Glynn County Commission Chairman Wayne Neal said the county will have to drop some projects to get within its budget.
The Glynn County Board of Education approved some spending and will issue bonds under the Education Special Purpose Local Option Sales Tax (E-SPLOST) passed by voters in November, according to The Brunswick News.
Local voters approved Education Special Purpose Local Option Sales Tax (ESPLOST) IV in November, and the 1 percent sale tax is now being collected. The school board approved the ESPLOST resolution as a potential first step for collecting bonds.
“All that does is allow me to go to the board of elections to let them know that we may go to the Superior Court for a bond validation,” said school board attorney Andrew Lakin. “I have six months from the time that the election was certified in November, which would put me to the end of April to file in Superior Court if you direct me to go out for bonds in the marketplace.”
Scott Spence, superintendent of Glynn County Schools, said he does not intend to go out for bonds, but this resolution is a precautionary measure in case that step is needed.
The school board also unanimously approved using around $179,000 to buy carts for the 6,891 new Chromebooks that were purchased after a board vote in December to make technology more accessible to local students.
Braselton Town Council voted to create a downtown open container district, according to AccessWDUN.
The Braselton Town Council approved the amendment to the Braselton Alcoholic Beverage Ordinance at Monday evening’s voting session. This amendment creates an open container district in downtown Braselton.
In a Thursday afternoon Town Council Work Session, Braselton Town Manager and Clerk Jennifer Scott said businesses participating in the open container district would need to sell clear cups that meet the town’s requirements.
“The purpose of the cup is really two-fold, you know, one, it’s obviously to easily identify if someone brought something from home … but it also educates the public that if they see that cup … they know it’s ok,” said Town Attorney Gregory Jay.

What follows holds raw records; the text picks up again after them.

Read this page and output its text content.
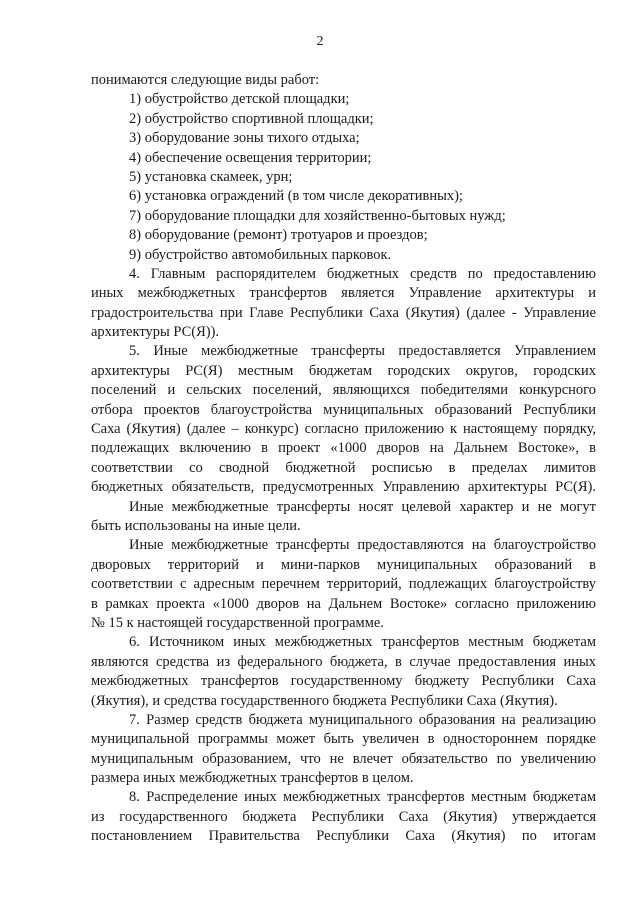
2
понимаются следующие виды работ:
1) обустройство детской площадки;
2) обустройство спортивной площадки;
3) оборудование зоны тихого отдыха;
4) обеспечение освещения территории;
5) установка скамеек, урн;
6) установка ограждений (в том числе декоративных);
7) оборудование площадки для хозяйственно-бытовых нужд;
8) оборудование (ремонт) тротуаров и проездов;
9) обустройство автомобильных парковок.
4. Главным распорядителем бюджетных средств по предоставлению
иных межбюджетных трансфертов является Управление архитектуры и
градостроительства при Главе Республики Саха (Якутия) (далее - Управление
архитектуры РС(Я)).
5. Иные межбюджетные трансферты предоставляется Управлением
архитектуры РС(Я) местным бюджетам городских округов, городских
поселений и сельских поселений, являющихся победителями конкурсного
отбора проектов благоустройства муниципальных образований Республики
Саха (Якутия) (далее – конкурс) согласно приложению к настоящему порядку,
подлежащих включению в проект «1000 дворов на Дальнем Востоке», в
соответствии со сводной бюджетной росписью в пределах лимитов
бюджетных обязательств, предусмотренных Управлению архитектуры РС(Я).
Иные межбюджетные трансферты носят целевой характер и не могут
быть использованы на иные цели.
Иные межбюджетные трансферты предоставляются на благоустройство
дворовых территорий и мини-парков муниципальных образований в
соответствии с адресным перечнем территорий, подлежащих благоустройству
в рамках проекта «1000 дворов на Дальнем Востоке» согласно приложению
№ 15 к настоящей государственной программе.
6. Источником иных межбюджетных трансфертов местным бюджетам
являются средства из федерального бюджета, в случае предоставления иных
межбюджетных трансфертов государственному бюджету Республики Саха
(Якутия), и средства государственного бюджета Республики Саха (Якутия).
7. Размер средств бюджета муниципального образования на реализацию
муниципальной программы может быть увеличен в одностороннем порядке
муниципальным образованием, что не влечет обязательство по увеличению
размера иных межбюджетных трансфертов в целом.
8. Распределение иных межбюджетных трансфертов местным бюджетам
из государственного бюджета Республики Саха (Якутия) утверждается
постановлением Правительства Республики Саха (Якутия) по итогам
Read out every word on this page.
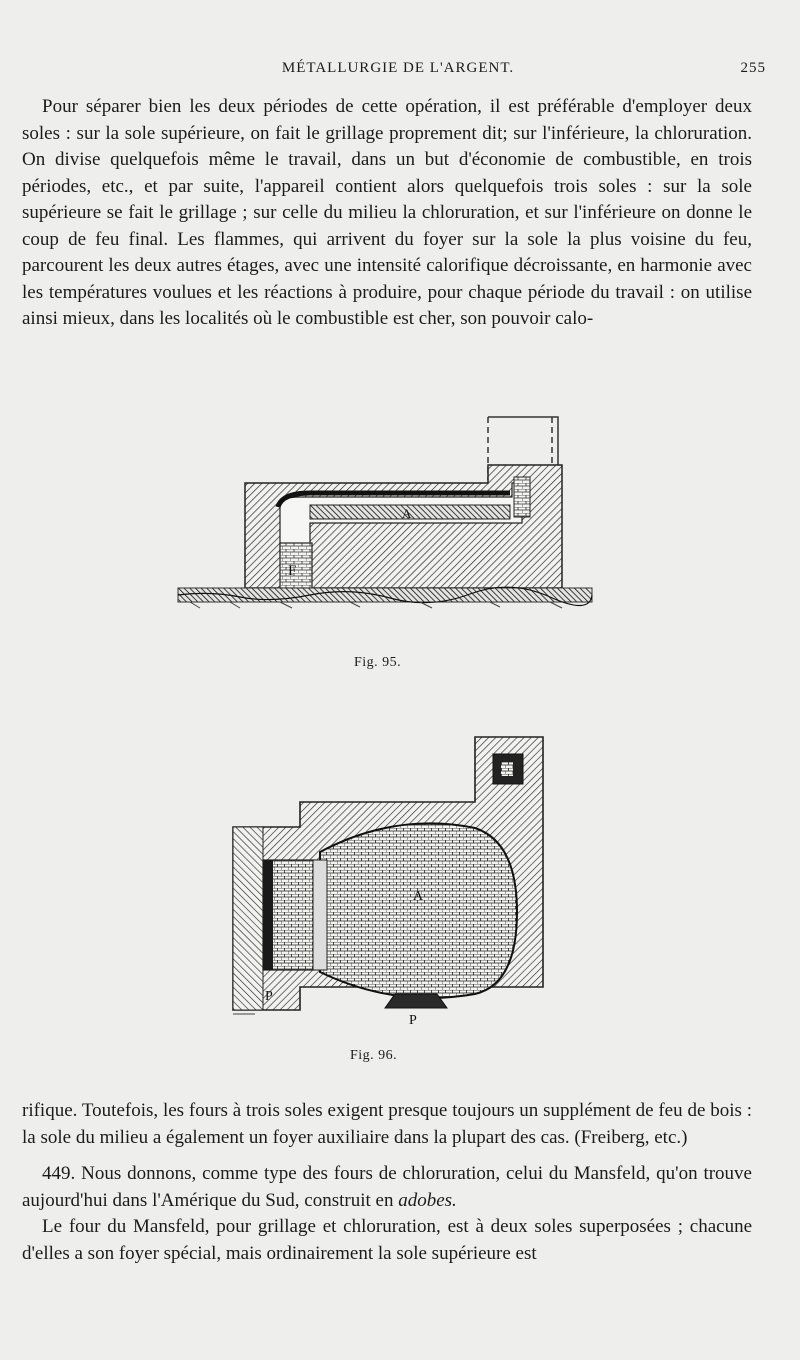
MÉTALLURGIE DE L'ARGENT.	255

Pour séparer bien les deux périodes de cette opération, il est préférable d'employer deux soles : sur la sole supérieure, on fait le grillage proprement dit; sur l'inférieure, la chloruration. On divise quelquefois même le travail, dans un but d'économie de combustible, en trois périodes, etc., et par suite, l'appareil contient alors quelquefois trois soles : sur la sole supérieure se fait le grillage ; sur celle du milieu la chloruration, et sur l'inférieure on donne le coup de feu final. Les flammes, qui arrivent du foyer sur la sole la plus voisine du feu, parcourent les deux autres étages, avec une intensité calorifique décroissante, en harmonie avec les températures voulues et les réactions à produire, pour chaque période du travail : on utilise ainsi mieux, dans les localités où le combustible est cher, son pouvoir calo-

A
F
Fig. 95.
A
P
P
Fig. 96.

rifique. Toutefois, les fours à trois soles exigent presque toujours un supplément de feu de bois : la sole du milieu a également un foyer auxiliaire dans la plupart des cas. (Freiberg, etc.)

449. Nous donnons, comme type des fours de chloruration, celui du Mansfeld, qu'on trouve aujourd'hui dans l'Amérique du Sud, construit en adobes.

Le four du Mansfeld, pour grillage et chloruration, est à deux soles superposées ; chacune d'elles a son foyer spécial, mais ordinairement la sole supérieure est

While citizens would be able to drink alcohol outside in the downtown district from approved cups, businesses can still prohibit people from bringing food or drink into their business, according to Jay.
On top of this, each establishment in the district that wants to participate in the open container district would need at least one staff member that has participated in the ServSafe alcohol training program.